The funnel system has worked for years and is at the core of many successful companies. However, we’re in the age of disruption. Standards and conventions are being challenged everyday, and rightly so. Most of the things that should be invented have been invented and the best thing that we can do is to make improvements or change the status quo.
The funnel system has the right core concepts, but the biggest thing that got left out of the picture is growth and sustainability. Once prospects go down the funnel and you get your customers, you’ll basically just wait for them to drop out.
Conversely, the flywheel system is a well-planned cycle. It’s a self-sustaining model, in which each step aims to power each segment of the cycle.
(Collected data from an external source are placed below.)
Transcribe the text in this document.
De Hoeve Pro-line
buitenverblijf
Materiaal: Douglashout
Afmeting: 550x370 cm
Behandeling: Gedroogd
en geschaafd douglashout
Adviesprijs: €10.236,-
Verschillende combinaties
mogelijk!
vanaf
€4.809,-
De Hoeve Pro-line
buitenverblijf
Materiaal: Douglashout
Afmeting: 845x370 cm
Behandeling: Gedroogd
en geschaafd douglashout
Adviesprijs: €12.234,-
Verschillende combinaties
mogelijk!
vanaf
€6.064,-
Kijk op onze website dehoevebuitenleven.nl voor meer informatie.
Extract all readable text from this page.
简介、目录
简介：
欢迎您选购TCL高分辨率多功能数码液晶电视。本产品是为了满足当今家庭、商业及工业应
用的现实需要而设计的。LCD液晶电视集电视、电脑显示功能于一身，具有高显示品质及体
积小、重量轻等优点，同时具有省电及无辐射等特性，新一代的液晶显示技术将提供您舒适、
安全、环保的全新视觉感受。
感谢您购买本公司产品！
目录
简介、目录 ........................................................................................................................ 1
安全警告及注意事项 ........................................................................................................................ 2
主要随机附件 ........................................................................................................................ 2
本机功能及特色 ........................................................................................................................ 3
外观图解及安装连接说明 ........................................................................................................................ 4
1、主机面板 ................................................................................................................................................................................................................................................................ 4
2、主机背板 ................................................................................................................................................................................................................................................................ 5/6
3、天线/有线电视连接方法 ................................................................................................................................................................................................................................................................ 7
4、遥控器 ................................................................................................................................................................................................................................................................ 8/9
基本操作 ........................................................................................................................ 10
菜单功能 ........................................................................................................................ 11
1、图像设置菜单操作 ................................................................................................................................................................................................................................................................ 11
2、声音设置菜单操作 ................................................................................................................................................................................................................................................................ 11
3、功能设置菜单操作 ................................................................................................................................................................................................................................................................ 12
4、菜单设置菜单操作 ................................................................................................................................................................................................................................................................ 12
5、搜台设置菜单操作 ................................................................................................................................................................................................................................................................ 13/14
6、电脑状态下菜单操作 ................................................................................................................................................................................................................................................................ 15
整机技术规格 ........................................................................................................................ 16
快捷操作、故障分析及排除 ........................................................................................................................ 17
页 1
It’s about turning an individual to a paying customer, turning a paying customer into a repeat customer, and turning a paying customer into an evangelist of your brand which turns individuals into paying customers.
If you’d like to learn more about the marketing flywheel, here is a video from Hubspot illustrating the idea:
Business Strategy: Transforming Funnels to Flywheels to Grow Better
You focus too much on getting sales immediately
It might seem like a gamble but we urge you to spend more on your existing customers, rather than inviting new customers. Growth is a long game, and it requires you to have initial losses.
Focusing on taking care of existing customers and giving each customer an awesome experience every time, no matter how few your customers are, can be painful on your budget if you’re starting out. But each time you’re doing that, you’re pulling the catapult back and back. Once you’ve reached your launching point, growth is inescapable and extremely fast!
We also urge you to plan for the future when that happens. It’s inevitable, so make sure that your store is well equipped if sudden, gigantic growth propels your store.
Here are more Shopify apps to help you with conversion rate optimization:
Conversio Marketing Automation by Conversio
OptinMonster Email Popup by Retyp, LLC
Nudgify ‑ Social Proof & More by Convertize
Bonus reason: You don’t check your competitors
Having a store is a constant learning process. You can learn from reading articles like this, watching tutorials and more, but it’s not a bad idea to learn from your direct competitors, too. It’s actually a great idea!
So, we’ll leave you with this resource on how to learn from the competition:
Want to Know How to Spy on Competitors? 12 Tools & Hacks
If you input the strategies we’ve outlined here, you should start seeing sales rolling in over time. But remember that patience is key–few sustainable companies achieve wild success overnight.